At any point of the trial, do you plan on taking the stand? And if so, what do you plan on telling the jurors?

I don’t know. I don’t know. It’s kind of like going to a committee hearing and testifying. I don’t know who is going to be there, what they’re going to ask, or what I am going to tell them. It comes out when I get there. It comes from the heart. I ask God and Jessie for the right things to say, and that is what comes out. I have never wrote anything. So when I don’t have anything to say, I guess that I am done.


What is it like to see John Couey in court when you go to some of these hearings?

I really wouldn’t know how to describe it. If I had to explain it, I don’t think anyone would understand. But you just have to wait it out and see what happens.


There is the possibility that the verdict could come on the two-year anniversary of when Jessica disappeared, or close to it. What would that mean to you?

Well, I don’t think it really matters what day it happens on. As long as it happens.


There is a chance that you will get to testify in a sentencing hearing, if you do, and you get a chance not just to be in the same room but to speak to John Couey, what do you have to say to him?


I think my direction will be to speak to the judge and not to John Couey. Although, he’ll be there to hear it. And, it’s hard to tell. You don’t know what is going to happen until the day gets here. It’s like testifying. I don’t know what is going to happen or what I am going to say until the time comes.



But people have had enough. And I think that it’s time – I always said in the beginning that it was time to turn the tables. Instead of them stalking our children, we and stalk them. U.S. Marshalls. FBI. And instead of them being our kids worse nightmare, we become theirs. Prosecutors, we need you to work harder. If there is something you need to get more convictions, then you need to let a child advocate know so they can go to Tallahassee and pull for you. If judges need something, then let someone know so we can go up there and pull for you. You got a little girl in Jacksonville that was molested, and the guy got a year’s probation? You got a school teacher (in Tampa) where his peers are protecting him? We give our kids to the schools and you’re supposed to take care of them. You got them. And you let something like that happen, and you let it go? And it happens again? All of those people should have it shoved right down their throat, and none of them should work in the school system. There job was to protect our children, not their peers.


Do you have complete faith in our justice system, and describe what justice looks like for Jessie in particular.
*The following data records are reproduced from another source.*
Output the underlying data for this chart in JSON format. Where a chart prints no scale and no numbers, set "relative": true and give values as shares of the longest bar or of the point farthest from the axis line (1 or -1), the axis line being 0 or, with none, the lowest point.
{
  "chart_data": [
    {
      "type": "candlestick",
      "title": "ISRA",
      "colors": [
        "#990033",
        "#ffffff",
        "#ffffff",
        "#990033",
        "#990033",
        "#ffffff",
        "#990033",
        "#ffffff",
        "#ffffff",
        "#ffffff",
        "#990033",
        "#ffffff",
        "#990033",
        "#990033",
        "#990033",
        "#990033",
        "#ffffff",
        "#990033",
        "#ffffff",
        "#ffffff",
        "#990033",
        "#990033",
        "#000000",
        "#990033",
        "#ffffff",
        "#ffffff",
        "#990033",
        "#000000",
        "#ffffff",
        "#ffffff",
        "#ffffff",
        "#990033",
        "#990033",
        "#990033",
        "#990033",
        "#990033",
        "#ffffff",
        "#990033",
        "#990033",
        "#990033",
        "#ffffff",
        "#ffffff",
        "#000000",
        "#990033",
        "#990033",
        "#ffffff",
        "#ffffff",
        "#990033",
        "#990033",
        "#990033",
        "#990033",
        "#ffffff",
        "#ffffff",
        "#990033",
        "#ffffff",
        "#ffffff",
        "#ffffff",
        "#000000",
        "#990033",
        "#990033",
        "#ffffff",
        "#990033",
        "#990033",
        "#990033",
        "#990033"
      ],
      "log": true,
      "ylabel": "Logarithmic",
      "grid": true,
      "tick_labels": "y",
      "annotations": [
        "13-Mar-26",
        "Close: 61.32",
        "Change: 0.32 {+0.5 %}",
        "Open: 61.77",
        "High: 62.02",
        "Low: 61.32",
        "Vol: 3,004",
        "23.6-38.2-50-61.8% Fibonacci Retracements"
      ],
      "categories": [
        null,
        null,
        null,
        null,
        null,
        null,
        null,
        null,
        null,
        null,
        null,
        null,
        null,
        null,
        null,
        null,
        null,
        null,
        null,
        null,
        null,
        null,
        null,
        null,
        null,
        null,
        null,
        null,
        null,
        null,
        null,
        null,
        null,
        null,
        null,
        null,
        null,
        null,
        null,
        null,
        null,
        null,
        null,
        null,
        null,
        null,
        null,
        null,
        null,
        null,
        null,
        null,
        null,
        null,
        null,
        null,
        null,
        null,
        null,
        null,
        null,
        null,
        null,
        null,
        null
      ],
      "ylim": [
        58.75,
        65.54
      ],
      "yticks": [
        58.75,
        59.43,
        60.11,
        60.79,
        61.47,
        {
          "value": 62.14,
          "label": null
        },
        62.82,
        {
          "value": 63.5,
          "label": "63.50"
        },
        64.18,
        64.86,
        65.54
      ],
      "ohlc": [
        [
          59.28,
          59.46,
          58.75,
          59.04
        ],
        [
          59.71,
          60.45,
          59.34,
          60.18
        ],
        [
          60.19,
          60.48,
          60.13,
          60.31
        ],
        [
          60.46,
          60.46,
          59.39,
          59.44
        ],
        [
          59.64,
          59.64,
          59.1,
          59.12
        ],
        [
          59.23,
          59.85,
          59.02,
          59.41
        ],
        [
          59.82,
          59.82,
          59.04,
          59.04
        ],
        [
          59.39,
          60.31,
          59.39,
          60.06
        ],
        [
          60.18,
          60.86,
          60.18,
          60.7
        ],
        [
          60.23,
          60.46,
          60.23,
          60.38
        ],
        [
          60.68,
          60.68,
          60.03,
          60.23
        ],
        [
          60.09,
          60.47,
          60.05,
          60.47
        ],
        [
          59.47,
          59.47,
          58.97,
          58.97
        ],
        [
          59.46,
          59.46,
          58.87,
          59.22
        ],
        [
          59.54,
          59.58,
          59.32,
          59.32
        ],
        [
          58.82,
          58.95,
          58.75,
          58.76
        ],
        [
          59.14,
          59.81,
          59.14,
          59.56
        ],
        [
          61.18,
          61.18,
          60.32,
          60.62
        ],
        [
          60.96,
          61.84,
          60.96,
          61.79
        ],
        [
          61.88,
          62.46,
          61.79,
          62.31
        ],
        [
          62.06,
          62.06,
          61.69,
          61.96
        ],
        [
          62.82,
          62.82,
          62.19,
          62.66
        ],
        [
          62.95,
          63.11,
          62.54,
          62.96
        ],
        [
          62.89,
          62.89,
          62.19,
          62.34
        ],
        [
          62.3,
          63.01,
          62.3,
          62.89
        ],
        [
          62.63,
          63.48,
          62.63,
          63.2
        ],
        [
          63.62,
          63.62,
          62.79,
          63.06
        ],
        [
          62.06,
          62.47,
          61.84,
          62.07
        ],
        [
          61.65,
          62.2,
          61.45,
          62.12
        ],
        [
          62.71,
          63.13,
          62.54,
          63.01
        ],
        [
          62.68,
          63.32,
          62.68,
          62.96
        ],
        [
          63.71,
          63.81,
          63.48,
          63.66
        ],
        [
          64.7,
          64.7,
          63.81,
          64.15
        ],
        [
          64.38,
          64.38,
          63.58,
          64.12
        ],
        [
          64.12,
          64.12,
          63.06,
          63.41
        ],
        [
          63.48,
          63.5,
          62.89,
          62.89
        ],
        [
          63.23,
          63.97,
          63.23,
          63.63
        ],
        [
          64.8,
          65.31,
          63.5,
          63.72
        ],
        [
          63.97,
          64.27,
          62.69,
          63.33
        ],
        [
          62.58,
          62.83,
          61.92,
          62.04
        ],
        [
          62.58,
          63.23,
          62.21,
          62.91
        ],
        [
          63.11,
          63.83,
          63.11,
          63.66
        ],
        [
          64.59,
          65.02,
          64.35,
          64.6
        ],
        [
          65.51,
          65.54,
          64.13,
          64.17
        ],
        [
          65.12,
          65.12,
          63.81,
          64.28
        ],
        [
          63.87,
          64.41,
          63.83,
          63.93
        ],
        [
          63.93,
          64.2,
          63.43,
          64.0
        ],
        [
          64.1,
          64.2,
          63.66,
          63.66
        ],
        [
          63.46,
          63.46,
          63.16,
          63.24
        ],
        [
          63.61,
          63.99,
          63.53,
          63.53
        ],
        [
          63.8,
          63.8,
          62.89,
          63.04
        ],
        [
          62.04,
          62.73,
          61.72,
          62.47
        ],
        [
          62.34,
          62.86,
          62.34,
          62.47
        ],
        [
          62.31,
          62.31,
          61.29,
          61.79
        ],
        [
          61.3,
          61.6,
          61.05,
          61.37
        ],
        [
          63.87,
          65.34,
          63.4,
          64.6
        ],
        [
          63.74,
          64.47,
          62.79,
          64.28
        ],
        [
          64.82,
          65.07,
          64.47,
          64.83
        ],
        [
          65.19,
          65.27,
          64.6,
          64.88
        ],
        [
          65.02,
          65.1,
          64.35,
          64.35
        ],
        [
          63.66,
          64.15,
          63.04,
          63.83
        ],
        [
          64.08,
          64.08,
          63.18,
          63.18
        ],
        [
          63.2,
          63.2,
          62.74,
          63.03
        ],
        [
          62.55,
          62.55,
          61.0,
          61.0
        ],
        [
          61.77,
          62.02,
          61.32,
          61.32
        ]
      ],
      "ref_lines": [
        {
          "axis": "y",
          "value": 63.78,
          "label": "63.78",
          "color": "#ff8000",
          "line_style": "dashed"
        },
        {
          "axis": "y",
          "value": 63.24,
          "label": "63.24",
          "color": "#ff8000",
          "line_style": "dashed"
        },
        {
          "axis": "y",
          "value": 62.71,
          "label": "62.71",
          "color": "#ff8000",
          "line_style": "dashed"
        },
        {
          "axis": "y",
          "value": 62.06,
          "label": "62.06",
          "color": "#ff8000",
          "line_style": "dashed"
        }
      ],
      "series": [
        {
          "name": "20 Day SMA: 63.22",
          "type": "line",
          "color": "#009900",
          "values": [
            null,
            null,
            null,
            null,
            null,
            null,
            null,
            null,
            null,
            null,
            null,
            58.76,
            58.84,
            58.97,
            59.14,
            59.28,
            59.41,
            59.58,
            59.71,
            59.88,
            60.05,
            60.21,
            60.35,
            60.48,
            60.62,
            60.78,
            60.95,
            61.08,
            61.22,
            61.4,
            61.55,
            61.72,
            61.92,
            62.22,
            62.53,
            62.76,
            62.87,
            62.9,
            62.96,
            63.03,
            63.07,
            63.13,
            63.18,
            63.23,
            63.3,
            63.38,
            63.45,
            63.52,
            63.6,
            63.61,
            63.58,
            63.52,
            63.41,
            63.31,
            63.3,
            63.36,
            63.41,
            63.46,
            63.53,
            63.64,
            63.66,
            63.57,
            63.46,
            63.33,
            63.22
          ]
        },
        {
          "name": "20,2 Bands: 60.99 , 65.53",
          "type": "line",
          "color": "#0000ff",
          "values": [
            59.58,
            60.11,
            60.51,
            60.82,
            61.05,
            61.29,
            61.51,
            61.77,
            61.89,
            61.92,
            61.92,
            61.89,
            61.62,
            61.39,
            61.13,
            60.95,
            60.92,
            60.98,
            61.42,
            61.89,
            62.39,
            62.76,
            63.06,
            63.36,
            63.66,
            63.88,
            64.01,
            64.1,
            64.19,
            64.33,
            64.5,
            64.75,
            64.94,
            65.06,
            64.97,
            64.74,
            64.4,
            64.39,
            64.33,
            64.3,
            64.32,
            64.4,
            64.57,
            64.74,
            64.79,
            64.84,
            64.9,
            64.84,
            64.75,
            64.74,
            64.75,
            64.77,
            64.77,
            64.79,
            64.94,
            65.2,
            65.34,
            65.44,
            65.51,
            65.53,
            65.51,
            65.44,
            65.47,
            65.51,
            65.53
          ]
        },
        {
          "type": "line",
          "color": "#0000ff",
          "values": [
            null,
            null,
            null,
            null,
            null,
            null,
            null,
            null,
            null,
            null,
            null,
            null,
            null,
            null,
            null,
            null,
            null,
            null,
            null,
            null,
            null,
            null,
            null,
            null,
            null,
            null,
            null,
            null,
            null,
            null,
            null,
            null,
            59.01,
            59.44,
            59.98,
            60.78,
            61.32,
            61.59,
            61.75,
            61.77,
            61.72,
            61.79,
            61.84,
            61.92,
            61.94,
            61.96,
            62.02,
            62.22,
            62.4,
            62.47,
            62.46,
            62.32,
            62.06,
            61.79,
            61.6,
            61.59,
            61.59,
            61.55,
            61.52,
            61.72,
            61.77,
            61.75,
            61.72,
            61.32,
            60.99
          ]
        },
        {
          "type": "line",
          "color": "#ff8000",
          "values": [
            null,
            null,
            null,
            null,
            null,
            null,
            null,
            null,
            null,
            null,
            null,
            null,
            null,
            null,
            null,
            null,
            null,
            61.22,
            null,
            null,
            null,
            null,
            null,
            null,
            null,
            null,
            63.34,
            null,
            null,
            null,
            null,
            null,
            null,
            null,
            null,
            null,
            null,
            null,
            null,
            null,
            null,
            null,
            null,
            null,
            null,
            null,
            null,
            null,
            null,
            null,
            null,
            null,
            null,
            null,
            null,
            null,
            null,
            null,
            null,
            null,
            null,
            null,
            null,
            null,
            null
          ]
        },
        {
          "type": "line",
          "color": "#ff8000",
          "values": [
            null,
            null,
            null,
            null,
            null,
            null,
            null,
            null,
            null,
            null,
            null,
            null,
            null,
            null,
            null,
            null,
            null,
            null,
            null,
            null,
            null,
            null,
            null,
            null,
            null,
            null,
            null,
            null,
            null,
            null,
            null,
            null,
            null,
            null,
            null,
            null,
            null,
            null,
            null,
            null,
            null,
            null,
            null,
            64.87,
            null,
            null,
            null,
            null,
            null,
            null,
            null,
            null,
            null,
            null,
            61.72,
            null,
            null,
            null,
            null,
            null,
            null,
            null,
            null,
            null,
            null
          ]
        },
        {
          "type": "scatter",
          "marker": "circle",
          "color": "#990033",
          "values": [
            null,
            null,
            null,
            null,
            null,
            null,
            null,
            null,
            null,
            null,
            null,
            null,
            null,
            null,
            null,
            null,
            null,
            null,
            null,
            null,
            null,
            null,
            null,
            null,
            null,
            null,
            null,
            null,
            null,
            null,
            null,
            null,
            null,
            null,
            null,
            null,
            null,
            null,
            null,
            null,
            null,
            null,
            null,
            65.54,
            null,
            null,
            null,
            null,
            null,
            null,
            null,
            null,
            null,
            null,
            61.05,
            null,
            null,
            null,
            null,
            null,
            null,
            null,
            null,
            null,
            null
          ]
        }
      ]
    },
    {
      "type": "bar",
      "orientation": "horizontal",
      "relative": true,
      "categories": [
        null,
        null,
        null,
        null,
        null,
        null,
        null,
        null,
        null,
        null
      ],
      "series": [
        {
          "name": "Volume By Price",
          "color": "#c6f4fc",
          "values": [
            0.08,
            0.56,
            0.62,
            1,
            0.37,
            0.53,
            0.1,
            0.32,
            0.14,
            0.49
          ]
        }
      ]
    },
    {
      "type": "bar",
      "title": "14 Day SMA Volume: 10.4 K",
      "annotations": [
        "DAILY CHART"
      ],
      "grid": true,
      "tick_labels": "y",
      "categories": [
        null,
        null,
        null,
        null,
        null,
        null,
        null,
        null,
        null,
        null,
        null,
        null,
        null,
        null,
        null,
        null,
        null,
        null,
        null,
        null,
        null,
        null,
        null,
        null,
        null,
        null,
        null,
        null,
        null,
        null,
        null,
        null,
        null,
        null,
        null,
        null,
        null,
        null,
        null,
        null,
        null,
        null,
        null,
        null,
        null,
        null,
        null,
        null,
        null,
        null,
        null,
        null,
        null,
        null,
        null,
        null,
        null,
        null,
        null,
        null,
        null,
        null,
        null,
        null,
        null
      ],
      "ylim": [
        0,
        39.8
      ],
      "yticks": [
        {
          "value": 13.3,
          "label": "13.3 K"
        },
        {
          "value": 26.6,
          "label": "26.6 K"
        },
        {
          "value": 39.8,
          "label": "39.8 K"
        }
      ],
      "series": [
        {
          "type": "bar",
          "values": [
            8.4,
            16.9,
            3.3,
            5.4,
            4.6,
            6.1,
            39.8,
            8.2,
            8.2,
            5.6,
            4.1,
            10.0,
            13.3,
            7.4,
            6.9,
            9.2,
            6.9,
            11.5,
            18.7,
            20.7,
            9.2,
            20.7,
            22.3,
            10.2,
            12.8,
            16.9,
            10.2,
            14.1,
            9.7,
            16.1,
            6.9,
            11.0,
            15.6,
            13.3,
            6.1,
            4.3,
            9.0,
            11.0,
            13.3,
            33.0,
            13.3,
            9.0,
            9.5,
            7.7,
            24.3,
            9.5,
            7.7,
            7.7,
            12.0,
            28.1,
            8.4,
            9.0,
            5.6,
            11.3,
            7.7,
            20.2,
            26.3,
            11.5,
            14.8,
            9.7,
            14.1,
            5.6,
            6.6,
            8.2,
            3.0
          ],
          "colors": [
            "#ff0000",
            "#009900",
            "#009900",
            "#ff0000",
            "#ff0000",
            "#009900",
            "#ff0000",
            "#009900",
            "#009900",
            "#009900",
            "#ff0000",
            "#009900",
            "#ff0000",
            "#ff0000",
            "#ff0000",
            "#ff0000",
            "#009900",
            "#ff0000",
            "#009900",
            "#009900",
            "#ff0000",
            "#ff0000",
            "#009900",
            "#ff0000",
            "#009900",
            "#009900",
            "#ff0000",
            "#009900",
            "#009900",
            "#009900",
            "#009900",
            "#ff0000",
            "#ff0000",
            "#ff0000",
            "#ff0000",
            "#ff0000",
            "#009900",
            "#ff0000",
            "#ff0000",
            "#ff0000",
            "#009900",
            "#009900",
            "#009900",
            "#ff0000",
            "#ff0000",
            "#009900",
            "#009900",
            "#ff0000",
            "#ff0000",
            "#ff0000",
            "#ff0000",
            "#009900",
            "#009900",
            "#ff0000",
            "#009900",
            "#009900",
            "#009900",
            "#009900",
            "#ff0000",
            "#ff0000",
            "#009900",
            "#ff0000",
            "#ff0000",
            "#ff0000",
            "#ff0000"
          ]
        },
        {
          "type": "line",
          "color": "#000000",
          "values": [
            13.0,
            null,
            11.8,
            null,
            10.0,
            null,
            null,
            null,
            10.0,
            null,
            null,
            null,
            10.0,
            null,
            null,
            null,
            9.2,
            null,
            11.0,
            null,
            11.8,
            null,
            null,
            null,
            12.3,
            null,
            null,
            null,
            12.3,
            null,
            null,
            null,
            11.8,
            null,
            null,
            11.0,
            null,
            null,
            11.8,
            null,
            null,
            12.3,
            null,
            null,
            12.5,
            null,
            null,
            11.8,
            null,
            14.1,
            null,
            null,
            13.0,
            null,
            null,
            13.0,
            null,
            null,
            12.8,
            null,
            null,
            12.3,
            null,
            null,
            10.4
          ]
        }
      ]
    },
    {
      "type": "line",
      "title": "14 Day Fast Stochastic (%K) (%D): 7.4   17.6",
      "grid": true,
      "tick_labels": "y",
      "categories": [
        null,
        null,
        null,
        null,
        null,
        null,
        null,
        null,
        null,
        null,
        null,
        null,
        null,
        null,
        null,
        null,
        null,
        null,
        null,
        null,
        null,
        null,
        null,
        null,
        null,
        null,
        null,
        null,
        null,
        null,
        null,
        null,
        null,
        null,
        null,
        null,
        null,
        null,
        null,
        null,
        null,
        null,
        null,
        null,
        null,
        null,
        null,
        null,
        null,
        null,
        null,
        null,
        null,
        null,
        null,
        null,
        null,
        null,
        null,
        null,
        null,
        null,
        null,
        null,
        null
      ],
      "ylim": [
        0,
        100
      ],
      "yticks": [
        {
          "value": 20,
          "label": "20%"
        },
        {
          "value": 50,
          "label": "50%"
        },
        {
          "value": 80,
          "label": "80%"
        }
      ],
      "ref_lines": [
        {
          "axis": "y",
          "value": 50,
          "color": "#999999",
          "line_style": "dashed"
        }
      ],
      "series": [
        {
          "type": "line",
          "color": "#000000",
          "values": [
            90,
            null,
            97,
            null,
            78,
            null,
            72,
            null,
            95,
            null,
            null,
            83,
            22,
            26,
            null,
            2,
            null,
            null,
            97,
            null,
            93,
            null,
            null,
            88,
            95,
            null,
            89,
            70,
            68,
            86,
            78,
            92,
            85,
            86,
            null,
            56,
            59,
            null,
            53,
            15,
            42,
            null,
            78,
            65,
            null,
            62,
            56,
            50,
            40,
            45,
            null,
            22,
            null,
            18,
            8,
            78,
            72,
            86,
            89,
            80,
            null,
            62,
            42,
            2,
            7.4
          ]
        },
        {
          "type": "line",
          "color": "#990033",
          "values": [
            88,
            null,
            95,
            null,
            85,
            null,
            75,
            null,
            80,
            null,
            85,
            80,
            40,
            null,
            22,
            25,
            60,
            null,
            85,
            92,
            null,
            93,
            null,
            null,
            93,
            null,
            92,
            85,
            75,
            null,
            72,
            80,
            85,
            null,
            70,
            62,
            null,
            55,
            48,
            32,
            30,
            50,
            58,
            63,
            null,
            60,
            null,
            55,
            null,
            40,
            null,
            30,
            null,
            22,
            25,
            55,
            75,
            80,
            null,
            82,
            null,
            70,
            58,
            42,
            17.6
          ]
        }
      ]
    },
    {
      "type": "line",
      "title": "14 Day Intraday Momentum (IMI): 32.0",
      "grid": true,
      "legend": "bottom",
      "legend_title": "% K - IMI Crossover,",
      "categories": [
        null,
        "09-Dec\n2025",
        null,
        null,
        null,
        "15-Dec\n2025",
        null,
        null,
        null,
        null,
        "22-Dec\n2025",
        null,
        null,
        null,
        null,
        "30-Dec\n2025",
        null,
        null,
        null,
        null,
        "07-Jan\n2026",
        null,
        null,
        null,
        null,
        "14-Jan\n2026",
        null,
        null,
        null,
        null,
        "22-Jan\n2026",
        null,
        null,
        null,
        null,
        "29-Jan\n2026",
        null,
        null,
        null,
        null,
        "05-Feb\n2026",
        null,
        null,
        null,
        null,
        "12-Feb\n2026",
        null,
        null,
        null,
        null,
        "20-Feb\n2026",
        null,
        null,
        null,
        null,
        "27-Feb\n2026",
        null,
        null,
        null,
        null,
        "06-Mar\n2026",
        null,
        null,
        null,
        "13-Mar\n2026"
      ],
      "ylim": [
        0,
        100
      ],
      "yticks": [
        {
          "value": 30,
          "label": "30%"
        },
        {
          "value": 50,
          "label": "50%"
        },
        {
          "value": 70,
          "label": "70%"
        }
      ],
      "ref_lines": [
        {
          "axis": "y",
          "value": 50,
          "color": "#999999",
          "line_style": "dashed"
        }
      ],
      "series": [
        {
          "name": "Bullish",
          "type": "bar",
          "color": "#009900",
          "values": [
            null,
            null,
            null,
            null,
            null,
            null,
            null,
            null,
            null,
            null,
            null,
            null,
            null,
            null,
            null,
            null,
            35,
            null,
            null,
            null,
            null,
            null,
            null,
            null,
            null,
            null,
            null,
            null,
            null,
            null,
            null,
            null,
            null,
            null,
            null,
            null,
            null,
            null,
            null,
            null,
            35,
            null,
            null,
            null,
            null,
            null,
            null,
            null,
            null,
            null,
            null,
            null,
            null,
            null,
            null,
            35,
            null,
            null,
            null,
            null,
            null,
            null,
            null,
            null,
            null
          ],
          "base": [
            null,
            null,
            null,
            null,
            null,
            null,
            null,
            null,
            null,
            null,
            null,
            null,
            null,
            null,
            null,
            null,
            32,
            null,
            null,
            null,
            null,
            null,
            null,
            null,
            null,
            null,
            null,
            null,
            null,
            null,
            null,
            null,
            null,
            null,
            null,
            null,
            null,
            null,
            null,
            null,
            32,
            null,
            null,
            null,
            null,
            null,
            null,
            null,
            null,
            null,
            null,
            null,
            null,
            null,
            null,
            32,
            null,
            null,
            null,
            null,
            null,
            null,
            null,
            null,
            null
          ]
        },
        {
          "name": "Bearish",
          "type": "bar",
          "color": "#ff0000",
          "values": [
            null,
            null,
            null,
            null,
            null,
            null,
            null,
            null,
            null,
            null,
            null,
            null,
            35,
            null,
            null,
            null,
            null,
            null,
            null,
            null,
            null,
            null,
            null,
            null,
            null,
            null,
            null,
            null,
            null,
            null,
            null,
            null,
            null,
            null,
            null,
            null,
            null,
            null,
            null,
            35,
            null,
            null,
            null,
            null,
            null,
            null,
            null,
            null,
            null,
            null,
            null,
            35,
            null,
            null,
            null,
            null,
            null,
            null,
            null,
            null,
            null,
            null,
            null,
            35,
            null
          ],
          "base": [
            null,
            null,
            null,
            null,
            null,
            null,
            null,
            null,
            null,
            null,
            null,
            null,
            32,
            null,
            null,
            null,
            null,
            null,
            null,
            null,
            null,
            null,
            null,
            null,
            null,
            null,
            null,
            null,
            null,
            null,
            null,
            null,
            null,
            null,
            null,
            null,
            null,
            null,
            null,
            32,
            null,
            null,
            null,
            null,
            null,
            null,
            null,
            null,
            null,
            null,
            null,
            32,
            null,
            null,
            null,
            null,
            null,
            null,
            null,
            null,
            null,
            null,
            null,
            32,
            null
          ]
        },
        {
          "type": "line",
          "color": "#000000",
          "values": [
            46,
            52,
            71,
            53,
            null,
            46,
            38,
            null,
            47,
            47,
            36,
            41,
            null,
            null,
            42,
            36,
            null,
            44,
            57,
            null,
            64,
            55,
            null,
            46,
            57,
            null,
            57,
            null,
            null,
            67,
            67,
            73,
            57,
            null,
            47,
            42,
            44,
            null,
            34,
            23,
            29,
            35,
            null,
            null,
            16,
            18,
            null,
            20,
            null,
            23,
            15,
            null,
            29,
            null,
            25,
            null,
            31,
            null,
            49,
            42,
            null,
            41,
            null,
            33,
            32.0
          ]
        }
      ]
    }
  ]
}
Well, I won’t say Jessie in particular. But what justice looks like? It’s multi-colored, it has a lot of shapes and sizes, and we never know which way it’s going to go. We never know.



I think that we have the ability to make the right decisions and to hand down the right sentencing for whatever crime that it may be against a child. I think we have an obligation to really put down the hammer hard on people that hurt children. But as we have seen in the last two years – we have Jessie’s law – and we have had people who have been punished by it, but we still have people walking away. Our system isn’t still up to par. We’ll always been one step behind. But I have faith in Florida legislatures, and I believe that they will continue to make the changes. If they don’t, I will just go talk to Nancy Argenziano and we’ll just get everyone all fired up. Cause if I had to pick my favorite, that would be the first name to come out of my mouth. That woman will just not play with you when it comes to these kids. That woman will just not play with you. And she’s not the only one that feels that way. They only had one vote no against Jessie’s law. Florida had a big black eye and they’re determined to fix it. Our governor Charlie Crist, since he was attorney general, has made my confident that changes would be made and we would continue to fight. And even as governor he has told me the same thing. And Governor Bush, he said we’d make changes and we did. There are a lot of good people working hard and those that are slack-asses, we’ll just pick them out and get rid of them.